Un partito dovrebbe essere una comunità di persone che condividono idee e propositi e si associano per promuoverle. Ancor meglio, si organizzano a tal fine. Ci si può organizzare in molti modi e l’esperienza storica dei partiti offre molti esempi. Tutti distinguono chi è dentro da chi è fuori, chi ne fa parte integrante da chi sostiene, appoggia, simpatizza, finanzia, ma rimane all’esterno perché non formalizza la propria adesione.

Se si condividono e si apprezzano alcuni degli aspetti caratterizzanti di un partito – il progetto, la classe dirigente e la leadership, i “buoni propositi”, l’efficacia nel governo nazionale o locale, l’esperienza diretta dell’impegno disinteressato di tanti militanti, la lunga storia benemerita…  – allora diventa naturale fare un passo oltre il voto o altre manifestazioni di vicinanza: si prende parte.

L’iscrizione segna il discrimine tra una adesione light e una scelta di appartenenza. Negli ultimi anni, in tutta Europa, i partiti hanno incominciato a differenziare le varie modalità di adesione riconoscendo uno status e un ruolo anche a coloro che non si iscrivono ma vogliono manifestare in qualche modo la loro vicinanza.

In Italia, la Lega e i 5Stelle prevedono due livelli di membership in base al livello di attivismo o all’anzianità di iscrizione. Il Pd, invece, pur avendo nel suo statuto un fantomatico “albo degli aderenti”  - coloro che hanno partecipato alle primarie – non fa alcuna distinzione ma, ancor peggio, depotenzia il ruolo dell’iscritto ponendolo più o meno sullo stesso piano di chiunque passi di lì il giorno delle primarie.
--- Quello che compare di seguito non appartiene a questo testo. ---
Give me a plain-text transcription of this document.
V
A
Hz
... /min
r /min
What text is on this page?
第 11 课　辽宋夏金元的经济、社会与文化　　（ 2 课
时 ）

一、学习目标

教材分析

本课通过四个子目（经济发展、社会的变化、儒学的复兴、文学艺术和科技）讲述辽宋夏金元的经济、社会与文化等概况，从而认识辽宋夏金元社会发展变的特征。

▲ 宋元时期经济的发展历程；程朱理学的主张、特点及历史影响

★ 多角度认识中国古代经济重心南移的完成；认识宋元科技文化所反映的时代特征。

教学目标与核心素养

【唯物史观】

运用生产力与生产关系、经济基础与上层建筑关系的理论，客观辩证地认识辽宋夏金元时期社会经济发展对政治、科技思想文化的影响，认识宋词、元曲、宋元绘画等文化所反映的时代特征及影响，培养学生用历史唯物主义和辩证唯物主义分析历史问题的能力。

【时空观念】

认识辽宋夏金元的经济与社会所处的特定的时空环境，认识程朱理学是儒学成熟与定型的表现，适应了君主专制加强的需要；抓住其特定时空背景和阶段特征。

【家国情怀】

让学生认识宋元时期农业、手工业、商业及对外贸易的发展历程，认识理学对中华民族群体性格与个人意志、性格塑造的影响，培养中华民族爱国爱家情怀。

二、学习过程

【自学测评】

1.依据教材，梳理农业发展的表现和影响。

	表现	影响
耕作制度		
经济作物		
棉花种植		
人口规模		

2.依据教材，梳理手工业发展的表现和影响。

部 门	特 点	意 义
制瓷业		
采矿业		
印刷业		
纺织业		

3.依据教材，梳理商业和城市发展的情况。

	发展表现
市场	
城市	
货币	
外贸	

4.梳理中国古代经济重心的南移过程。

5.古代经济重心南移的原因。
Questa liquidità e indeterminatezza è all’origine degli sbandamenti del partito in questi anni. Il disinteresse della leadership per formare un corpo politico intermedio ben radicato che interpretasse con le sue convinzioni e la sua passione il progetto politico alla fine ha minato l’identità stessa del Pd. L’assenza di un senso di comunità è il tarlo che corrode il partito.

Non è chiaro se il neosegretario Enrico Letta ne sia consapevole fino in fondo in quanto ha compiuto due scelte che configgono con questa idea. Ha nominato come vicesegretaria vicaria una persona, Irene Tinagli, che non ha mostrato particolare attaccamento al Pd avendolo abbandonato per seguire un’altra formazione – Scelta Civica - salvo poi rientrare quando questa è fallita. E, ancora più incomprensibile, ha immesso nella segreteria del partito un non iscritto al Pd, Mauro Berruto, un unicum nel panorama dei partiti. Che ad affiancare il segretario nella sua attività vi possa essere un non iscritto è un segnale di irrilevanza della appartenenza (oltre che di sfiducia verso gli attuali iscritti).

L’apertura e il rinnovamento, necessari e auspicabili, non passano certo per la delegittimazione degli organi statutari. A meno che, come è auspicabile, Letta non si decida finalmente a buttare a mare l’infausto impianto statutario, all’origine di tanti guai , e a costruire una nuova struttura per la sinistra.  Ma qualunque struttura venga creata, l’adesione e la partecipazione devono essere più appealing dello stare fuori, alla finestra.